Your interval tests show pretty much as expected.

Approx .1mm shows total removal of the coating. Closer than this (smaller interval) shows very little change because your beam is about .1mm wide…ie, at closer intervals, you’re lasing the same areas more than once and a diode laser can’t really damage bare aluminum other than warping it. Above .1mm interval you begin to see shading as a series of black and “white” stripes. The wider the spacing, the darker the shade.

Like this…

This was done with two layers (both vector) set to the same speed & power, but text @ .09 interval and leaf at .25 interval.
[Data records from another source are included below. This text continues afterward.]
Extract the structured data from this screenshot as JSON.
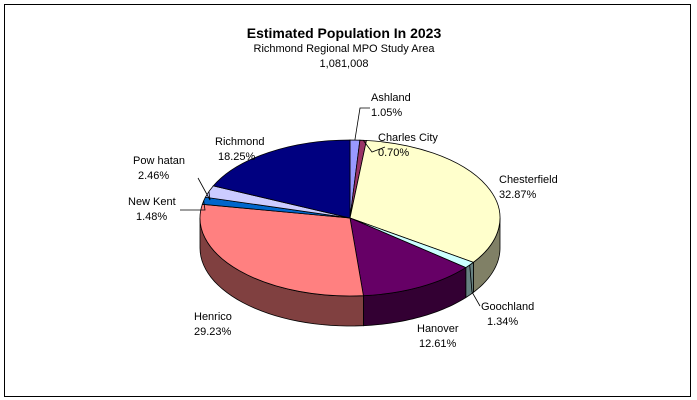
{
  "chart_data": {
    "type": "pie",
    "title": "Estimated Population In 2023",
    "subtitle": "Richmond Regional MPO Study Area",
    "total": "1,081,008",
    "slices": [
      {
        "name": "Ashland",
        "pct_label": "1.05%",
        "value": 1.05,
        "color": "#9999ff",
        "side": "#4d4d80"
      },
      {
        "name": "Charles City",
        "pct_label": "0.70%",
        "value": 0.7,
        "color": "#993366",
        "side": "#4d1a33"
      },
      {
        "name": "Chesterfield",
        "pct_label": "32.87%",
        "value": 32.87,
        "color": "#ffffcc",
        "side": "#808066"
      },
      {
        "name": "Goochland",
        "pct_label": "1.34%",
        "value": 1.34,
        "color": "#ccffff",
        "side": "#668080"
      },
      {
        "name": "Hanover",
        "pct_label": "12.61%",
        "value": 12.61,
        "color": "#660066",
        "side": "#330033"
      },
      {
        "name": "Henrico",
        "pct_label": "29.23%",
        "value": 29.23,
        "color": "#ff8080",
        "side": "#804040"
      },
      {
        "name": "New Kent",
        "pct_label": "1.48%",
        "value": 1.48,
        "color": "#0066cc",
        "side": "#003366"
      },
      {
        "name": "Pow hatan",
        "pct_label": "2.46%",
        "value": 2.46,
        "color": "#ccccff",
        "side": "#666680"
      },
      {
        "name": "Richmond",
        "pct_label": "18.25%",
        "value": 18.25,
        "color": "#000080",
        "side": "#000040"
      }
    ]
  }
}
It is intentionally subtle.

Thank You!
You have explained it very well. This is was I was thinking but poorly articulating.
dp

I don’t know if everything was clear now, I just wanted to mention that your first material tests look awful because the settings were far off. You tested 600-18,000 mm/min where the S9 is ony able to go at 6000mm/min maximum. And those 6000 are a theoretical maximum, the true maximum of the S9 frame is about 3000mm/min. So if you do a material test, stay below 3000 mm/min.

Maybe read here as well: Settings guide - Diode Laser Wiki

Interesting! You run some tests to get these numbers? I have no doubt they are accurate.

I have no scientific tests in this case :slight_smile: I used the S9 back in the days and this was my experience. And during the past three years of user support mainly on Facebook, I could prove that statement to be correct in most cases :slight_smile:

It doesn’t mean you can’t run it faster, but it needs careful tuning and a lot of experience to reach the top speeds with decent quality. 3000 mm/min is the average maximum speed of an average S9 :slight_smile:

Yeah, my S30 is rated for 6000mm/min, but I don’t expect to get that except maybe in a front to back run. Does not matter anyhow. That would be 3.8 seconds and I am not that good with a stopwatch. :joy:

The original scuplfun s6 and s9 machines had 8 bit controllers (mine too). Speed and quality is the issue- hence the tuning.

The newer ones are using 32bit controllers, so in theory, they should be able to do the calcs to position themselves faster than the 8bit.

Straight line speeds mean nothing, it’s all speed and acceleration that make the difference on arcs and circles for complex jobs.

I believe that the diode machines will be limited by the laser power, not the mechanical movement systems, but that is just conjecture at this point.

I just read a bit about a 7.5w output blue laser, so it appears they have not topped out yet. 7.5 x 4 = 30w light output. that takes it from 20w to a possible 30w now. Invest in heat sinks for the future!

True, but they are still using the same stepper motors, belts, and frames. Inertia is not something you can overcome with a faster computer.